What are Technical Air Pollution Sources?
Hazardous air pollutants, also known as toxic air pollutants or air toxics, are pollutants that cause or may cause cancer or other serious health effects, such as reproductive effects or birth defects, or that have a negative environmental and ecological impact. The EPA is responsible for controlling 187 hazardous air pollutants.
Toxic air pollutants include benzene (found in gasoline), perchloroethylene (emitted by some dry cleaning facilities), and methylene chloride (used as a solvent and paint stripper by a variety of industries). The Clean Air Act list can be amended through appropriate rulemaking. A current list of changes is available. There is also some clarification on certain pollutant aggregation.
The majority of air toxics are emitted by man-made sources, including mobile (e.g., cars, trucks, buses) and stationary (e.g., factories, refineries, power plants), as well as indoor sources (e.g., building materials and activities such as cleaning).
There are two types of stationary sources that emit air toxics on a regular basis:
"Major" sources are those that emit 10 tonnes of any of the toxic air pollutants per year, or 25 tonnes of a mixture of air toxics per year. These sources may emit air toxics as a result of equipment leaks, material transfer from one location to another, or discharge through emission stacks or vents.
"Area" sources are smaller-scale facilities that emit fewer toxic pollutants into the atmosphere. Area sources are defined as sources that emit less than 10 tonnes of a single air toxic per year or less than 25 tonnes of a combination of air toxics per year. Though emissions from individual area sources are often small, their cumulative emissions can be significant, especially when a large number of sources are located in densely populated areas.

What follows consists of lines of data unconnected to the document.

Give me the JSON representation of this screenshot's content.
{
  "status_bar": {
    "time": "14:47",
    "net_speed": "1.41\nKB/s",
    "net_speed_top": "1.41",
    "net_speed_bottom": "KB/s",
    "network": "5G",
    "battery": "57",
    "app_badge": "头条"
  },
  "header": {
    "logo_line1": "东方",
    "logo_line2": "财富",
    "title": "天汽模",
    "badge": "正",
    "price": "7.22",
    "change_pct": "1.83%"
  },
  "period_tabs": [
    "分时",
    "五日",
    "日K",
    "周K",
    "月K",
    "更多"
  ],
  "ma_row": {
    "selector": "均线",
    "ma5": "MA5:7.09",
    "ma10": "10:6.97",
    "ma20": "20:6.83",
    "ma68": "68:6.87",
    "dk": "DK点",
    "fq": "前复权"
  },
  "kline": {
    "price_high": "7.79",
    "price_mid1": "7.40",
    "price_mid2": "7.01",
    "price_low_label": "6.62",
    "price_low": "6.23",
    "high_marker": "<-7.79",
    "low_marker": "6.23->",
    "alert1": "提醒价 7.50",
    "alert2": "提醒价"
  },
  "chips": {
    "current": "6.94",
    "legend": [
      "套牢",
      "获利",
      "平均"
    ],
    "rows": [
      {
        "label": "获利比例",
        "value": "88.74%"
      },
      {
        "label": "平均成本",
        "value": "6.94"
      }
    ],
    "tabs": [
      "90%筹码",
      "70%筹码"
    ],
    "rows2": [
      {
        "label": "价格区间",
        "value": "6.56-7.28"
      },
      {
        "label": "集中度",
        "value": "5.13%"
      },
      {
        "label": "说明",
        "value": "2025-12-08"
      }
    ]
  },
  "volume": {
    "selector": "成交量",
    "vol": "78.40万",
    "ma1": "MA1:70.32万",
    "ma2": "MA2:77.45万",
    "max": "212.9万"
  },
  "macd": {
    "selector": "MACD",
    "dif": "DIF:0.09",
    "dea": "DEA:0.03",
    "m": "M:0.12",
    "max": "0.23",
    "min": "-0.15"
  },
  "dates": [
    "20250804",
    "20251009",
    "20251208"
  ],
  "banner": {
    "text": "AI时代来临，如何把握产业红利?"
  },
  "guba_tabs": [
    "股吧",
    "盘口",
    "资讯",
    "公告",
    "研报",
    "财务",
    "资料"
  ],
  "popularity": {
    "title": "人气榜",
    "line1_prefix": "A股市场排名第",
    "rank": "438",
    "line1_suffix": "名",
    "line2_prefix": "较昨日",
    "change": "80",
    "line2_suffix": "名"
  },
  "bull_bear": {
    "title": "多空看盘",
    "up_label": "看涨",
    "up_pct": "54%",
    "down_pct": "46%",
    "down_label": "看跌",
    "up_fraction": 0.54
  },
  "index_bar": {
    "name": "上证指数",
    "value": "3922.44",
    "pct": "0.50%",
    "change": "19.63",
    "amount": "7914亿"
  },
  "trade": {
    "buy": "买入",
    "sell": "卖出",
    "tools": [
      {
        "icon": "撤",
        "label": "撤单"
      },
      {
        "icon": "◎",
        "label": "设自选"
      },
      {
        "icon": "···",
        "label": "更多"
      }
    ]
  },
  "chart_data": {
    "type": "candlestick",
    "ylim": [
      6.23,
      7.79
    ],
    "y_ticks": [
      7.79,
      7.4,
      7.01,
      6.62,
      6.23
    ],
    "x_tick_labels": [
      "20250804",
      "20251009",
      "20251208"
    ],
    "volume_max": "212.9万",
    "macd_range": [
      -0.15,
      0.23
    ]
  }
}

1. Power Plants Using Fossil Fuels
Chemicals such as Sulphur dioxide are released during the combustion of fossil fuels. They are emitted directly into the atmosphere, where they react with water molecules, resulting in acid rain. Air pollution from coal-fired power plants, in particular, has been linked to neurological problems, heart and lung ailments, cancer, and asthma, among other serious public health and environmental consequences.
This is why there is so much interest in researching alternative energy sources such as nuclear, wind, and solar.
2. Industrial Factories and Plants Exhaust
Factory exhaust is one of the most significant sources of air pollution caused by businesses. Tons of heavy machinery in industrial plants emit pollutants into the atmosphere. Carbon dioxide is released into the atmosphere as a result of the combustion of fossil fuels. Industry and power plants account for more than half of all greenhouse gas emissions.
3. Agricultural and Construction Work
When you think of farms, you probably envision a sweet, pastoral scene with cows and vegetables. In reality, industrial agriculture is a big business that uses gas-guzzling, air-polluting heavy machinery. Other agricultural and construction byproducts exist as well. Ammonia is a common byproduct of farming, and construction generates a lot of dust and particle waste. Pesticides and fertilizers are also responsible for releasing a slew of noxious chemicals into the environment.
4: Other Factors
Outdoor air pollution is not the only type of dangerous air pollution. You should also be concerned about indoor air pollution, especially since you have a lot more control over it. One of the most common sources of indoor air pollution is the use of household chemicals such as bleach without adequate ventilation.
Other items commonly found in the home contribute significantly to air pollution, particularly when improperly disposed of.
The following are some common household items that can contribute to indoor air pollution:
1: Asbestos, which can be found in a variety of older home construction materials and automotive industry materials.
2: Formaldehyde is a colourless gas found in sealants, paints, carpets, upholstery, and wood floors.
3: Tobacco smoke can come from either outside or inside.
4: Radon, which can be found in building materials and bedrock beneath your home.
5: Paints, varnishes, and certain cleaning products.
6: Mold, mildew, viruses, bacteria, dust mites, pollen, animal dander, and other contaminants are examples of biological pollutants.
7: Perfumes, synthetic fragrances, deodorizers, and air fresheners are all examples of fragrances.
8: Candles made of paraffin wax emit fumes.
9: Gases and minute particles emitted by office machines.
10: Glue, lacquer, paint, plywood, and other construction materials.
11: Clothes that have been dry cleaned contain highly toxic substances such as perchloroethylene and trichloroethylene.
12: Pesticides found in the home that can be used to control insects, rodents, termites, microbes, fungi, and other pests.